Bombay HC asks govt to respond to PIL on alleged "false" rape cases
The Bombay High Court on Wednesday asked Maharashtra government to respond to a petition alleging registration of false rape cases and seeking framing of guidelines to ensure that innocent persons were not booked.
Mumbai: The Bombay High Court on Wednesday asked Maharashtra government to respond to a petition alleging registration of false rape cases and seeking framing of guidelines to ensure that innocent persons were not booked.
Claiming that one of the reasons for the over 75 per cent acquittal in rape cases is registration of "false cases", the PIL sought guidelines while registering rape charges against men after a substantial delay or due to false promise of marriage.
A bench headed by Justice Naresh Patil also asked the Department of Social Welfare to file an affidavit by July 30 giving figures on the number of acquittals, conviction and criteria laid down for registration of offences in rape cases.
The court was hearing a public interest litigation (PIL) filed by a Pune-based organisation-- Association for Aiding Justice.

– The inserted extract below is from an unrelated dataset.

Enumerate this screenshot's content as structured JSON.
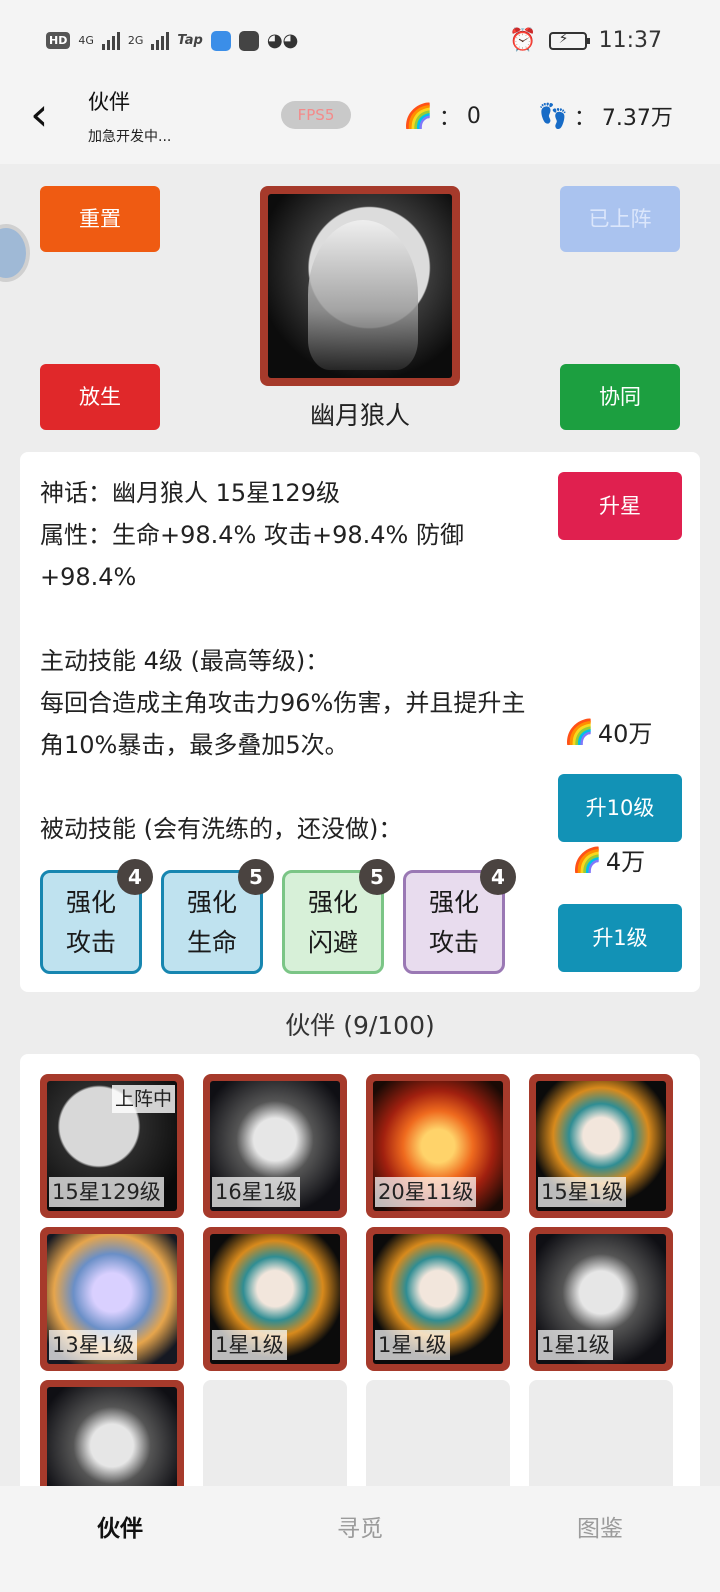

The judges, however, said a person cannot be stopped from filing a complaint. When a complaint is filed, police have to lodge an FIR. However, there can be guidelines while filing such cases, the bench said and asked the petitioner to suggest them.
The petition said there was a need to frame statutory guidelines for police and other authorities to conduct a preliminary inquiry while entertaining a complaint lodged for rape on the allegation of false promise of marriage.
The PIL referred to statistics from the National Crime Records Bureau. On an average, 22,000 rape cases were filed every year between 2007 and 2011. While in 2012, the acquittal rate in rape cases was 46 per cent in the first eight months of 2013, it shot up to 75 per cent. The petition claimed that many were a result of false rape cases that were registered.
"There is no clause in Indian Penal Code (IPC) which specifically labels the breach of a marriage promise as rape. Section 90, while defining consent in general, states that if consent is given under a misconception of fact and if the perpetrator is aware of this, then it cannot be deemed as consent. Courts often use this section of the IPC to interpret cases of rape and breach of promise," the PIL contended.
The petition also added that the updated rape laws, which included sexual assault, was "widely-worded" and "ambiguous" in parts and lend themselves to misuse.
Majlis Manch, an NGO, opposing the PIL, sought to intervene in the matter, saying it wanted to highlight the core issues which affect women and children.
It said the petition was unfounded and lacked credibility.
The court would decide its plea on the next occasion.